My first introduction to the book came from a friend who had just read it during a horrible time of loss. I was glad for her that she found some peace for her broken heart and shattered soul. Admittedly, I brushed it off as a balm for her grief. Not that it lessens the impact, I just thought it was a wonderful gift for her. But she told me a few of the basics which is that the author has had experiences where his mortal body died and he had visions and revelations shown to him that were personal and detailed. He felt impressed to not share his experiences and he did not except with one very spiritually gifted friend who agreed with him to keep these things in his heart and ponder them until the time was right and he felt inspired to share.

When the time came for him to share the experiences again, it was with John Pontius, an LDS author. Through hours of dictation, he shared all he could but the author, Pontius, changed certain identifying details so the man stays anonymous.

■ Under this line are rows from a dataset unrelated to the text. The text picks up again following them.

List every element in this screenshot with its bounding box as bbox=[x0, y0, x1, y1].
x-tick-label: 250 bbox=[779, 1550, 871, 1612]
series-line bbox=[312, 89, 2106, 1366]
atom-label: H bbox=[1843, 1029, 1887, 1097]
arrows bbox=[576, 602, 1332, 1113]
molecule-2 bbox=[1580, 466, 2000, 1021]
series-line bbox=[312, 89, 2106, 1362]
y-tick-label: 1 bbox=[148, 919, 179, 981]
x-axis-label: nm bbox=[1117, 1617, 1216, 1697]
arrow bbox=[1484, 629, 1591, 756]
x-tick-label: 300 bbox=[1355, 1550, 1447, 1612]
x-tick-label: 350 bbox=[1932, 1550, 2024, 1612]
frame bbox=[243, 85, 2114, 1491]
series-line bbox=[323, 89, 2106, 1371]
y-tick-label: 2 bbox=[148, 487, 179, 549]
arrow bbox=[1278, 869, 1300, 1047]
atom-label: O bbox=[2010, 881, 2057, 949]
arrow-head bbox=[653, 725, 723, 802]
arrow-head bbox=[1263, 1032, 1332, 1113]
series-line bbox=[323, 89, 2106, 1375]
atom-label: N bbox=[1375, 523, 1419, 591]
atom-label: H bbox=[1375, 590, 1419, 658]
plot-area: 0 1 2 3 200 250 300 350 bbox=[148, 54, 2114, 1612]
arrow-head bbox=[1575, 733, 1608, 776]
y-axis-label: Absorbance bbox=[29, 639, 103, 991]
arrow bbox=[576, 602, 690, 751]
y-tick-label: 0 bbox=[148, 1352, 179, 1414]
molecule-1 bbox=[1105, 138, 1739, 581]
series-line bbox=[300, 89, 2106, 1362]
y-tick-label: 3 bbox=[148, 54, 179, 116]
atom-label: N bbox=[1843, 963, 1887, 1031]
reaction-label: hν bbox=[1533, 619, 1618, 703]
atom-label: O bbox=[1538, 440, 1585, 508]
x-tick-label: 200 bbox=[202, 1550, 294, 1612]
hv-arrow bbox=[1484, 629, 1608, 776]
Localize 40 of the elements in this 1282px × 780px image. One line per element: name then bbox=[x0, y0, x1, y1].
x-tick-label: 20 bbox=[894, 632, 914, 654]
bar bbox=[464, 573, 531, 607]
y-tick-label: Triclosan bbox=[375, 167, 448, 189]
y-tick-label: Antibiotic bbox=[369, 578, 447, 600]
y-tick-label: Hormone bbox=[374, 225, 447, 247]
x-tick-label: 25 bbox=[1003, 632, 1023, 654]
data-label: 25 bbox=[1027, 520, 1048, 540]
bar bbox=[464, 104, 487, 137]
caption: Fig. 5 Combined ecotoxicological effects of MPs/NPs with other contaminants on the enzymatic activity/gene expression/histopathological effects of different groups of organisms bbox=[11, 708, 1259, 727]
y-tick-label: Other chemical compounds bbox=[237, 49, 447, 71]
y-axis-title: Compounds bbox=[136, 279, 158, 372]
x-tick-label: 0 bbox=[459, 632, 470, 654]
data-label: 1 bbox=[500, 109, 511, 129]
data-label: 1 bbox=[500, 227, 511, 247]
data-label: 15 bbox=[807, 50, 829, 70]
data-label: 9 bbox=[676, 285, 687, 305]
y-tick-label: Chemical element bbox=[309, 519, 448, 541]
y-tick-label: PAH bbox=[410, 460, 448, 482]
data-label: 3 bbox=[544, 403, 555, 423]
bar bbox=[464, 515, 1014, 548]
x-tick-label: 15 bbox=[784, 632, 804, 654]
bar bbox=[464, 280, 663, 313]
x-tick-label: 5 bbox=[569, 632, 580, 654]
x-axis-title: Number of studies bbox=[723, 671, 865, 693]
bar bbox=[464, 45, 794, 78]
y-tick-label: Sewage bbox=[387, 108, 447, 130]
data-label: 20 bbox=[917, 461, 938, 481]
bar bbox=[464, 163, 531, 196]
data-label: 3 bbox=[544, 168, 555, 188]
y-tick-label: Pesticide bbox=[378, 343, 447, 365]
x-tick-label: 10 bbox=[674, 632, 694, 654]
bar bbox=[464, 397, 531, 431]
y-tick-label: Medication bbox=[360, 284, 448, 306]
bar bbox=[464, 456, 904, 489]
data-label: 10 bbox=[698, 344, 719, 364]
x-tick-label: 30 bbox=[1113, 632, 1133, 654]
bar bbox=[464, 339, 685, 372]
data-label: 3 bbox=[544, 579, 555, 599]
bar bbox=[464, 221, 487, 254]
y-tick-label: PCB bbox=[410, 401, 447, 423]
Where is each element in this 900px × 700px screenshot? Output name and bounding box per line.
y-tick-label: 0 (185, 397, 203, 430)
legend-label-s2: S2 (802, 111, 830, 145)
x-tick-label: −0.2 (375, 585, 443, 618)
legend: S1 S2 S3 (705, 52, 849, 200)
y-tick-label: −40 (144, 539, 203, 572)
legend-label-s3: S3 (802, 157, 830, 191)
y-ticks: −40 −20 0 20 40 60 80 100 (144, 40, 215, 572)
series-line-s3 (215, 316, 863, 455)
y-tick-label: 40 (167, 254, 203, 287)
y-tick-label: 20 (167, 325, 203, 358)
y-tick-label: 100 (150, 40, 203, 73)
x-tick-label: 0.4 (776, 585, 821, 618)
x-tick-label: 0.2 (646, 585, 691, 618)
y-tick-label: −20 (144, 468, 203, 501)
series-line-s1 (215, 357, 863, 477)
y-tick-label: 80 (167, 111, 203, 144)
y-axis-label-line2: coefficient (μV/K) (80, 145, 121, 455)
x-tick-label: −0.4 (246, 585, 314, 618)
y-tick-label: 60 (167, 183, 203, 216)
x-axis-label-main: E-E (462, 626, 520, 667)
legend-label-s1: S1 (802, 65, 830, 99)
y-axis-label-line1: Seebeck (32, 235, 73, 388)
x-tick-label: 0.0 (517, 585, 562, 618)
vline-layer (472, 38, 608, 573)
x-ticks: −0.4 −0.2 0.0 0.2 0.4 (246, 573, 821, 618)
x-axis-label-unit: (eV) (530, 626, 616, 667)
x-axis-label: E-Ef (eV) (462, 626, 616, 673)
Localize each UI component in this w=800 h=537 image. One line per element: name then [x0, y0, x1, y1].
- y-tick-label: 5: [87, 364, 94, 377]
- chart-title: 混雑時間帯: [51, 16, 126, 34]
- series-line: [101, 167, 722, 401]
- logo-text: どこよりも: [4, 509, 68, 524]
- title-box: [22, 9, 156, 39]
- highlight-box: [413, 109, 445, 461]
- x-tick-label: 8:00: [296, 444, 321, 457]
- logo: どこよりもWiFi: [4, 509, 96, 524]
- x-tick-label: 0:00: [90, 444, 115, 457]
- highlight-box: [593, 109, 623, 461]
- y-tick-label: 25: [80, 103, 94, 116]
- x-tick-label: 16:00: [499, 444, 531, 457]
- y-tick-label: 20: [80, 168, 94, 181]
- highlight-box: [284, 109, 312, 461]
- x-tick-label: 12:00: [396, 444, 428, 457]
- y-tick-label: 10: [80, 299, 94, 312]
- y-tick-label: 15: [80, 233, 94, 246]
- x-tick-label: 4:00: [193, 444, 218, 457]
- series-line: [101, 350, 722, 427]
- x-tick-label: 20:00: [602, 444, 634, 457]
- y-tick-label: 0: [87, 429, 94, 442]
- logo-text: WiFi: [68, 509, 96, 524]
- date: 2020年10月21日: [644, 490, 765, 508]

It's not really something I feel like I have the capacity and articulation to discuss. I have no doubt that these visions and revelations occurred and they were specific for this man. The details and chronology is incredible. Even though the visions were specifically for this man, the visions included the Last Days and the Millennium. Much can be gleaned from his visions and they complement what we know from scripture and modern day revelation in the LDS faith. It is difficult reading, honestly. Even though he doesn't understand all of it and he doesn't understand if it is literal or metaphorical, the journey to Zion is personal and fraught danger and frightening experiences. The over reaching message seems to be that we will all have to make our own journeys through the refining process of becoming spiritual beings. It is a process with a steep learning curve.

I'd rather not say more about it simply because the voice of the author, Pontius, does an exceptional job articulating what I fail to find words to explain.

For me it was an eye opening experience and resonated loudly.